By design. A metric the system picks for itself is a metric the system can drift toward — and "the model that scored highest on the metric the model designed" is exactly how teams accidentally ship +12% benchmark wins that regress 8% in production. Pre-registering the metric, threshold, and judge rubric BEFORE any data is sampled is the discipline that keeps the verdict trustworthy. The skill auto-designs the experimental execution (sampling, splits, variance trials, slicing, gating); you lock the evaluation criteria upfront. Splitting these responsibilities is what separates rigorous evaluation from automated self-confirmation.
Does this work with non-Claude models?
Yes. The skill is model-agnostic — it tells Claude Code what discipline to enforce, but the arms you compare can be any models, any providers, any prompt / retrieval / architecture variants.

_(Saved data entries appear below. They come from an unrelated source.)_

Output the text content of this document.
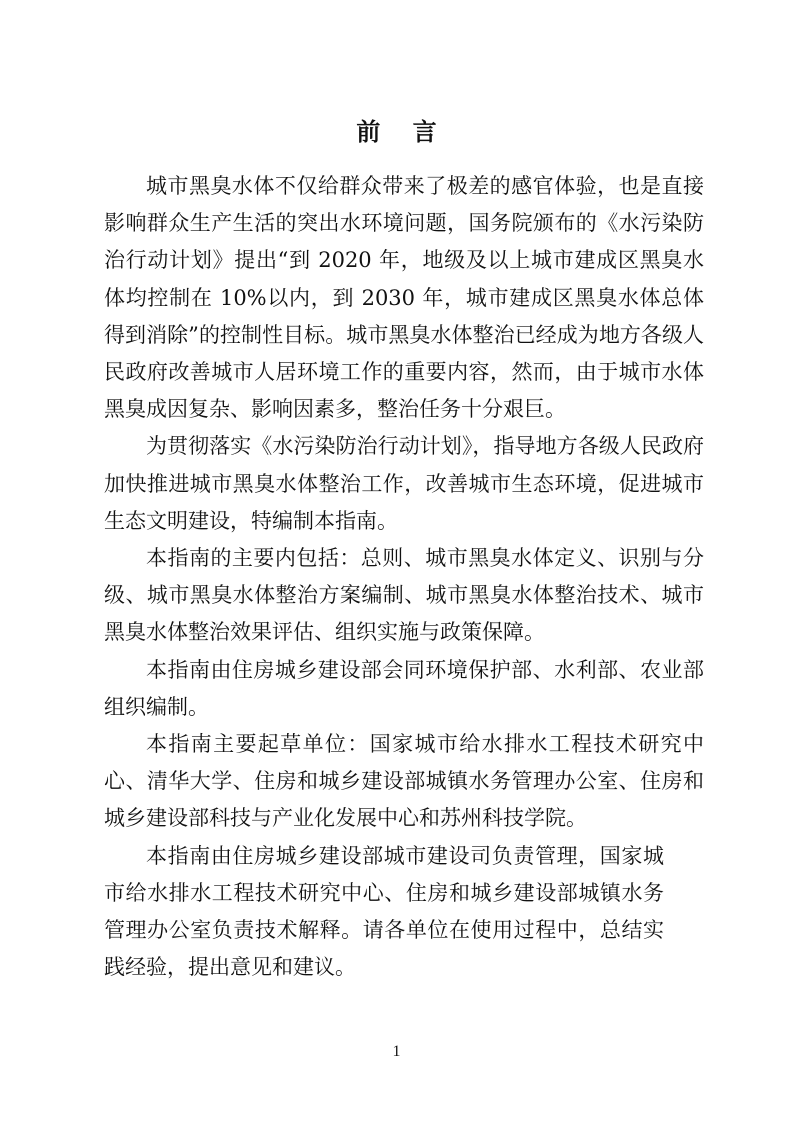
前 言

城市黑臭水体不仅给群众带来了极差的感官体验，也是直接影响群众生产生活的突出水环境问题，国务院颁布的《水污染防治行动计划》提出“到 2020 年，地级及以上城市建成区黑臭水体均控制在 10%以内，到 2030 年，城市建成区黑臭水体总体得到消除”的控制性目标。城市黑臭水体整治已经成为地方各级人民政府改善城市人居环境工作的重要内容，然而，由于城市水体黑臭成因复杂、影响因素多，整治任务十分艰巨。

为贯彻落实《水污染防治行动计划》，指导地方各级人民政府加快推进城市黑臭水体整治工作，改善城市生态环境，促进城市生态文明建设，特编制本指南。

本指南的主要内包括：总则、城市黑臭水体定义、识别与分级、城市黑臭水体整治方案编制、城市黑臭水体整治技术、城市黑臭水体整治效果评估、组织实施与政策保障。

本指南由住房城乡建设部会同环境保护部、水利部、农业部组织编制。

本指南主要起草单位：国家城市给水排水工程技术研究中心、清华大学、住房和城乡建设部城镇水务管理办公室、住房和城乡建设部科技与产业化发展中心和苏州科技学院。

本指南由住房城乡建设部城市建设司负责管理，国家城市给水排水工程技术研究中心、住房和城乡建设部城镇水务管理办公室负责技术解释。请各单位在使用过程中，总结实践经验，提出意见和建议。

1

Why a 3-iteration sprint cap, not a hard "stop at 3" rule?
3 is a working-memory cap — humans can't reliably attribute outcomes across more than ~3 simultaneous hypothesis edits inside a single sprint. But iteration itself isn't the enemy; un-audited iteration is. After each sprint, the generalization gate strips out dev-set memorization. If the gate passes and dev signal isn't saturated, you start a fresh sprint. Most decisions converge in 1–2 sprints. Past 3 sprints, the prior shifts toward "the gate is failing to catch dev-memorization" — and the right move is to audit the gate, not to keep iterating.
How is this different from a Jupyter notebook with matplotlib?
A notebook lets you do anything — including all the things that quietly bias your conclusion. auto-itera makes the discipline mechanical: forbids peeking at test, forbids picking best-of-N on test, forbids moving the metric after the score, forbids skipping the generalization gate between sprints. The discipline is what you can't get from a notebook.
Can I use this on experiments I've already run?
Use it on the next decision. For already-run experiments where the test set was peeked at during debugging, the test set is contaminated for that question — reseal from fresh production data before running auto-itera on it.
Does the chart helper require Python?
Yes. scripts/chart.py and scripts/render-loop-diagram.py use matplotlib via a PEP 723 inline-deps header — uv run provisions an isolated env automatically; python3 works as fallback if matplotlib is already installed. The skill itself (the discipline + conclusion doc) works without Python.
Contributing
Issues and PRs welcome. The highest-value contribution is a new entry to the Common Rationalizations table in SKILL.md from a real experience — the kind that ends "…and we shipped it, and then production regressed." Those are the stories the skill exists to prevent.